STAND UP COMEDIAN | WRITER

STRAIGHT OUTTA STUFF TO SAY

When Dr. Dre's 2001 came out in 1999 (keep up!) I was 13 years old. For a week over that christmas break, I stayed with my uncle in New Jersey. At some point I nosy-teenagered my way into his basement, where I found a fridge full of Heineken, boxes of Playboy magazines, and racks of CDs and vinyls from his days as a DJ. How any 13 year old could have walked out from that room alive was a miracle, but I managed to part the seas of beer and my own bodily fluids, emerging like an acned Moses holding up 2001 and some other CDs like plastic tablets.

 

Thirteen is a perfect age to really discover rap. By that point your balls have dropped just far enough to hold on to as you rhyme along from your parents' basement. Nine months before 2001, Eminem put out The Slim Shady LP, which was Obama getting elected for white kids. If we can do this, maybe we can even dunk? Too afraid to buy my own copy, I went to my friend Andrew's every day after school and listened to it while playing his Dreamcast. The next year I bought a bootleg copy of Ludacris' Back for the First Time at a flea market which I kept hidden under my mattress (along with Linkin Park's Hyrbrid Theory, for when girls made me sad). “The struggle is real” wasn't a real phrase yet, but a 13 year old living in a suburb of Philadelphia with christian parents really had to struggle to acquire raps. “Cruisin USA on my 64” was the only anthem for Boyz N Da Suburbs.

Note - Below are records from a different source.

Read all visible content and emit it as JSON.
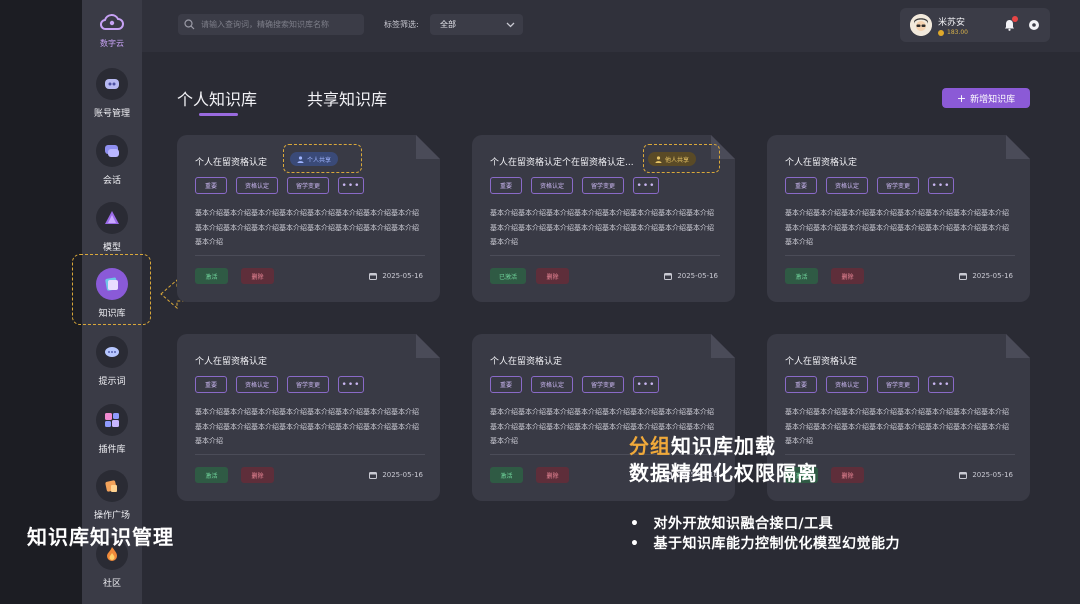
{
  "colors": {
    "accent": "#8b5ad6",
    "highlight": "#d9a83a",
    "activate": "#6fd39a",
    "delete": "#f08a9a",
    "heading_accent": "#f0a93a"
  },
  "sidebar": {
    "logo_text": "数字云",
    "items": [
      {
        "label": "账号管理",
        "icon": "account-icon"
      },
      {
        "label": "会话",
        "icon": "chat-icon"
      },
      {
        "label": "模型",
        "icon": "model-icon"
      },
      {
        "label": "知识库",
        "icon": "knowledge-icon",
        "active": true
      },
      {
        "label": "提示词",
        "icon": "prompt-icon"
      },
      {
        "label": "插件库",
        "icon": "plugin-icon"
      },
      {
        "label": "操作广场",
        "icon": "plaza-icon"
      },
      {
        "label": "社区",
        "icon": "community-icon"
      }
    ]
  },
  "topbar": {
    "search_placeholder": "请输入查询词，精确搜索知识库名称",
    "filter_label": "标签筛选:",
    "filter_value": "全部",
    "user": {
      "name": "米苏安",
      "points": "183.00"
    }
  },
  "tabs": [
    "个人知识库",
    "共享知识库"
  ],
  "add_button": "新增知识库",
  "cards": [
    {
      "title": "个人在留资格认定",
      "share": "个人共享",
      "tags": [
        "重要",
        "资格认定",
        "留学变更"
      ],
      "more": "•••",
      "desc": "基本介绍基本介绍基本介绍基本介绍基本介绍基本介绍基本介绍基本介绍基本介绍基本介绍基本介绍基本介绍基本介绍基本介绍基本介绍基本介绍基本介绍",
      "status": "激活",
      "delete": "删除",
      "date": "2025-05-16"
    },
    {
      "title": "个人在留资格认定个在留资格认定...",
      "share": "他人共享",
      "tags": [
        "重要",
        "资格认定",
        "留学变更"
      ],
      "more": "•••",
      "desc": "基本介绍基本介绍基本介绍基本介绍基本介绍基本介绍基本介绍基本介绍基本介绍基本介绍基本介绍基本介绍基本介绍基本介绍基本介绍基本介绍基本介绍",
      "status": "已激活",
      "delete": "删除",
      "date": "2025-05-16"
    },
    {
      "title": "个人在留资格认定",
      "share": "",
      "tags": [
        "重要",
        "资格认定",
        "留学变更"
      ],
      "more": "•••",
      "desc": "基本介绍基本介绍基本介绍基本介绍基本介绍基本介绍基本介绍基本介绍基本介绍基本介绍基本介绍基本介绍基本介绍基本介绍基本介绍基本介绍基本介绍",
      "status": "激活",
      "delete": "删除",
      "date": "2025-05-16"
    },
    {
      "title": "个人在留资格认定",
      "share": "",
      "tags": [
        "重要",
        "资格认定",
        "留学变更"
      ],
      "more": "•••",
      "desc": "基本介绍基本介绍基本介绍基本介绍基本介绍基本介绍基本介绍基本介绍基本介绍基本介绍基本介绍基本介绍基本介绍基本介绍基本介绍基本介绍基本介绍",
      "status": "激活",
      "delete": "删除",
      "date": "2025-05-16"
    },
    {
      "title": "个人在留资格认定",
      "share": "",
      "tags": [
        "重要",
        "资格认定",
        "留学变更"
      ],
      "more": "•••",
      "desc": "基本介绍基本介绍基本介绍基本介绍基本介绍基本介绍基本介绍基本介绍基本介绍基本介绍基本介绍基本介绍基本介绍基本介绍基本介绍基本介绍基本介绍",
      "status": "激活",
      "delete": "删除",
      "date": "2025-05-16"
    },
    {
      "title": "个人在留资格认定",
      "share": "",
      "tags": [
        "重要",
        "资格认定",
        "留学变更"
      ],
      "more": "•••",
      "desc": "基本介绍基本介绍基本介绍基本介绍基本介绍基本介绍基本介绍基本介绍基本介绍基本介绍基本介绍基本介绍基本介绍基本介绍基本介绍基本介绍基本介绍",
      "status": "激活",
      "delete": "删除",
      "date": "2025-05-16"
    }
  ],
  "overlay": {
    "left_caption": "知识库知识管理",
    "heading_accent": "分组",
    "heading_line1_rest": "知识库加载",
    "heading_line2": "数据精细化权限隔离",
    "bullets": [
      "对外开放知识融合接口/工具",
      "基于知识库能力控制优化模型幻觉能力"
    ],
    "bullet_mark": "•"
  }
}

My dad liked to say that it sounded like “those rappers” all wanted to kill him specifically. Which was the best possible endorsement a dad could give.

 

One day my uncle (who now worked in IT like a real gangsta) showed me how to use Napster, and it was like when the machines in the Matrix scorched the sky. The war was now underground, back in my parents' basement with a dial-up connection and all the blank CDs my lawn-mowing money could fund. With the power of the internet I would work my way up the family tree from great-grandchildren Eminem and 50 Cent back to NWA, with some Ja Rule thrown in just to make things weird.

 

When Straight Outta Compton came out this week, I was 29 and I watched it with another white dude, with whom I've spent hours discussing good Kid, m.A.A.d city, just really putting our college degrees to work. We watched the first half like we once watched Space Jam, seeing our childhood heroes do the Looney Toons gangster shit that made them our heroes. After that it was mostly a mashup of Wikipedia footnotes. Hey, there's a guy being Tupac. There's Suge Knight in a red track suit beating a dude's ass. Also, Snoop Doggy mothafuckin Dogg. Somehow Dr. Dre only punched one person in the whole movie, which was as weird as when they play “It Was a Good Day” on the radio before noon (after 4pm or once I've taken my pants off is appropriate). Somehow Eazy-E developed a hybrid AIDS-cough for which there was no AIDS-cough medicine. Most of all I learned that how much money you have is how good you get to look in your biopic.

 

But before it was over, I got to see “Fuck Tha Police” be born. And for a kid who's gotten a whole HEAP of speeding tickets, that was pretty dope.